Mines and Energy Ministry officials have said that the offering will include three or four areas.
The ANP has been studying its own proposals for this, and was poised to send its recommendations to the energy ministry’s policy panel (CNPE) this week.
Likely candidates include the Pau Brasil and Saturno prospects, although Oddone would not confirm if they would be among the suggested areas.
He stressed that the agency was keen on offering diverse areas, with at least one area with a riskier exploration element.
The final bidding documents for the licensing round featuring concessions is also set to be published next month, although publishing the final map of blocks on offer will await approval by the CNPE.
Since taking over as director-general in January, Oddone has given considerable priority to the objective of creating a regular and predictable licensing process to help the country embed itself more firmly into the oil companies’ investment portfolios.
“We want to make our licensing process more predictable, and how to do this is already the topic of a government study group. However, we cannot afford to wait for this, and we are already beginning studies on licensing plans for 2018 and 2019,” he said.
Oddone said the basic scenario for the longer term is likely to involve two events per year, one featuring production-sharing contracts for the pre-salt and another offering E&P concessions, although he stressed that this format was still under discussion.
The transformation of which Oddone spoke relates to the fact that state-controlled Petrobras is pulling back from midstream and downstream sectors that it has so far dominated, while looking to offload non-core upstream assets.
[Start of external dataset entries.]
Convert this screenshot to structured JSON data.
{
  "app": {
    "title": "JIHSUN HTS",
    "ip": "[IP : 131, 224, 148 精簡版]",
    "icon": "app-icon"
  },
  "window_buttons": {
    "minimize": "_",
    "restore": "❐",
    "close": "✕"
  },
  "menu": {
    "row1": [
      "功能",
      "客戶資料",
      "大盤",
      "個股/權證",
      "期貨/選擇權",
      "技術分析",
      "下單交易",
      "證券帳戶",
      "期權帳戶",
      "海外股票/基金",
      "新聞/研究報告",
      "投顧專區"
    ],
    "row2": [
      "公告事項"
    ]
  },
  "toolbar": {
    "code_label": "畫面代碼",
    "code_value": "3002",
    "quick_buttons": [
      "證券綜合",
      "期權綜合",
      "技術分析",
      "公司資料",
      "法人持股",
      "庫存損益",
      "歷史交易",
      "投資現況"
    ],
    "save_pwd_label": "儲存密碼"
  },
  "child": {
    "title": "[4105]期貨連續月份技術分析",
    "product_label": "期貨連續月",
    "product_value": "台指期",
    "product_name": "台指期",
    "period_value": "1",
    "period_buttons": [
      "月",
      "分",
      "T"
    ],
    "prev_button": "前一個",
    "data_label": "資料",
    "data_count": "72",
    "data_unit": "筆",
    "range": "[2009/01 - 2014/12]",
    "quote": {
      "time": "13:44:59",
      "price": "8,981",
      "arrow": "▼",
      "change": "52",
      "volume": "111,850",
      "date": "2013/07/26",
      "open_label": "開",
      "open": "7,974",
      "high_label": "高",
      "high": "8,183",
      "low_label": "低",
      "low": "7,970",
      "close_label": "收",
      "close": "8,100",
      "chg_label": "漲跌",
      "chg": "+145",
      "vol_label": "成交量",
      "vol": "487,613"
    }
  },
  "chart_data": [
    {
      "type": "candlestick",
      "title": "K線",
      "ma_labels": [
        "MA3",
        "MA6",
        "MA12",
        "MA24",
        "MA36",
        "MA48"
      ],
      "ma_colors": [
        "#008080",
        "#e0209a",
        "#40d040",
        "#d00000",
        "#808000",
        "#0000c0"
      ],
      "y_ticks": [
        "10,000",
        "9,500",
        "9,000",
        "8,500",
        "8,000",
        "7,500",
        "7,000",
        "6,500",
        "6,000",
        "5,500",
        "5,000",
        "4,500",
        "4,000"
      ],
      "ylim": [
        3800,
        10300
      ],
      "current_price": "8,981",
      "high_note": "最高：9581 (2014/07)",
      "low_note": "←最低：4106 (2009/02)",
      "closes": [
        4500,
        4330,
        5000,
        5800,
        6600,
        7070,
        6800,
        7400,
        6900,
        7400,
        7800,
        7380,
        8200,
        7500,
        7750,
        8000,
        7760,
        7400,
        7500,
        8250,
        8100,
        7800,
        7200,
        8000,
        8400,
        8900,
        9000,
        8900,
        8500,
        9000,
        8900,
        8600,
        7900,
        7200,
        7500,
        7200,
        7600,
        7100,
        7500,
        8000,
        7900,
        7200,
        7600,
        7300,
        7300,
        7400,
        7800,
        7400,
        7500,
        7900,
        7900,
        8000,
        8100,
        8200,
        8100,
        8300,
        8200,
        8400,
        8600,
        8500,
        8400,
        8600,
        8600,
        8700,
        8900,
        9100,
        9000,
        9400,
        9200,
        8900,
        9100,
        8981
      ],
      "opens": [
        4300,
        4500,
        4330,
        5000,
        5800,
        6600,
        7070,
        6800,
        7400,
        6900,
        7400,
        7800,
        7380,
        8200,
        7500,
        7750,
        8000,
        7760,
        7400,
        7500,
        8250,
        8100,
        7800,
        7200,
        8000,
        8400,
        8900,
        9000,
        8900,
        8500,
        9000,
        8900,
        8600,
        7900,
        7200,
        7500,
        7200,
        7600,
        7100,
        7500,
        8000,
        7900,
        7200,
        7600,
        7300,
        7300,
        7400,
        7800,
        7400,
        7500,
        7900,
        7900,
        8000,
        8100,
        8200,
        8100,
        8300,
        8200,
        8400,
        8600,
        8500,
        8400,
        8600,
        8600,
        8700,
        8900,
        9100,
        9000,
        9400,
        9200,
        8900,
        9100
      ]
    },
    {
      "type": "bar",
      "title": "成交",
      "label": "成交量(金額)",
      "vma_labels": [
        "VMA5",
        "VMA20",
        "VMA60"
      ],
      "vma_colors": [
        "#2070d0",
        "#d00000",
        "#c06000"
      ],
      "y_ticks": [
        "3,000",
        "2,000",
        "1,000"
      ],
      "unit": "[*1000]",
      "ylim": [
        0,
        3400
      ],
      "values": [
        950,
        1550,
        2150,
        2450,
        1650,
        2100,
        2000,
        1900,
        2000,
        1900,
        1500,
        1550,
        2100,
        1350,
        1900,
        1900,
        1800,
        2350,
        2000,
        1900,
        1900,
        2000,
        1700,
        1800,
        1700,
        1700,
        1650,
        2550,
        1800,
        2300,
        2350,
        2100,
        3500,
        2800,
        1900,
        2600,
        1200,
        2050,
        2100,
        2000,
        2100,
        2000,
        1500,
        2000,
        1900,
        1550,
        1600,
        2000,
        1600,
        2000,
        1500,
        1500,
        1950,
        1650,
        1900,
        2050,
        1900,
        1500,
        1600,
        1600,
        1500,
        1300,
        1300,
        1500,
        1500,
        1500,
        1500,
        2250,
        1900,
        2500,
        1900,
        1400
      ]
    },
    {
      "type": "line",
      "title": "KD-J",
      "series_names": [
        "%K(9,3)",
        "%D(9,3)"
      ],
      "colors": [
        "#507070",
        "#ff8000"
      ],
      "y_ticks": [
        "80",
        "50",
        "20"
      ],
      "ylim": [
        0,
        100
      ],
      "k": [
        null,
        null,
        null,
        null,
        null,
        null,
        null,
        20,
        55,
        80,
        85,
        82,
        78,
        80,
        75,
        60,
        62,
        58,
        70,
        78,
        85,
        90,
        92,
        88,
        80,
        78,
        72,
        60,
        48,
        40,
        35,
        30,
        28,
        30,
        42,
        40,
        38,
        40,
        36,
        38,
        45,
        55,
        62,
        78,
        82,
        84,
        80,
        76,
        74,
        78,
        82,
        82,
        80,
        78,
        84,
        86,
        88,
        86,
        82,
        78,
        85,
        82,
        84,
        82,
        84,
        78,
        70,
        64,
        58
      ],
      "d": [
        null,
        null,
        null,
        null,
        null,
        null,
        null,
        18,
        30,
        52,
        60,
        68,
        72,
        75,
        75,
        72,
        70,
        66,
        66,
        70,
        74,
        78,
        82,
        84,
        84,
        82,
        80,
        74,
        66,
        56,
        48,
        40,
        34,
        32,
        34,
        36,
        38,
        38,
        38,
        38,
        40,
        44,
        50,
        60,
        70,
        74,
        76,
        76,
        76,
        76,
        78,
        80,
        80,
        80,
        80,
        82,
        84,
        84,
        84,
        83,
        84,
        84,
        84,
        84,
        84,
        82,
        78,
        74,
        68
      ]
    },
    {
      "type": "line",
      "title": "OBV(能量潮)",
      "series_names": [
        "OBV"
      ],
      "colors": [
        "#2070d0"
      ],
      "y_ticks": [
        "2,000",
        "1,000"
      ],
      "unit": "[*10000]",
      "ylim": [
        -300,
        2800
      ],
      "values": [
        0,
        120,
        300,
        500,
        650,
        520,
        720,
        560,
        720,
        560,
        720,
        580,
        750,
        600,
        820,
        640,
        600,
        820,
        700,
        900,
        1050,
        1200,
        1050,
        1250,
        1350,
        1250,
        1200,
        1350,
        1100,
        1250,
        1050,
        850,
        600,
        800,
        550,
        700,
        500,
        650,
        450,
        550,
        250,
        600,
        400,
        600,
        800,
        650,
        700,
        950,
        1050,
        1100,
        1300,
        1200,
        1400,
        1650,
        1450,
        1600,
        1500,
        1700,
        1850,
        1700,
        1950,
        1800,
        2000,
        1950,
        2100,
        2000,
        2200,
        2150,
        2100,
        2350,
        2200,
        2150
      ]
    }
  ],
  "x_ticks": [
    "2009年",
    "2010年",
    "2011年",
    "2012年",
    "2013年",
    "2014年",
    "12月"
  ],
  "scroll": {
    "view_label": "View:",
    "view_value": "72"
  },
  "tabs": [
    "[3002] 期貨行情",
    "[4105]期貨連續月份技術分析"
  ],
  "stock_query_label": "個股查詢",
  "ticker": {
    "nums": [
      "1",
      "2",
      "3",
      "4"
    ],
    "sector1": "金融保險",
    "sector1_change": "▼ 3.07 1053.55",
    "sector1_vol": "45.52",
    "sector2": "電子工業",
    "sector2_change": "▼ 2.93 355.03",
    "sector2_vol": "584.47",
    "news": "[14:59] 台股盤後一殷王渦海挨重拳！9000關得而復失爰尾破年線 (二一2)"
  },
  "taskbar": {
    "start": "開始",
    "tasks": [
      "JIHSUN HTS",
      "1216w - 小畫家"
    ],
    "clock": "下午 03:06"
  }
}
“Our licensing push is intended to reinforce this process and we expect to see a big increase in investments and the arrival of new players, including in the downstream and gas sectors,” he said
Oddone declined to reveal the agency’s view on the best way of including local content requirements in the concessions and production-sharing contracts soon to be offered, but he said he was confident that the inter-ministerial committee was on the verge of reaching a workable solution involving broad categories with relatively modest percentages.
“Generally, the more simple the requirement is, the easier it is to work,” Oddone said.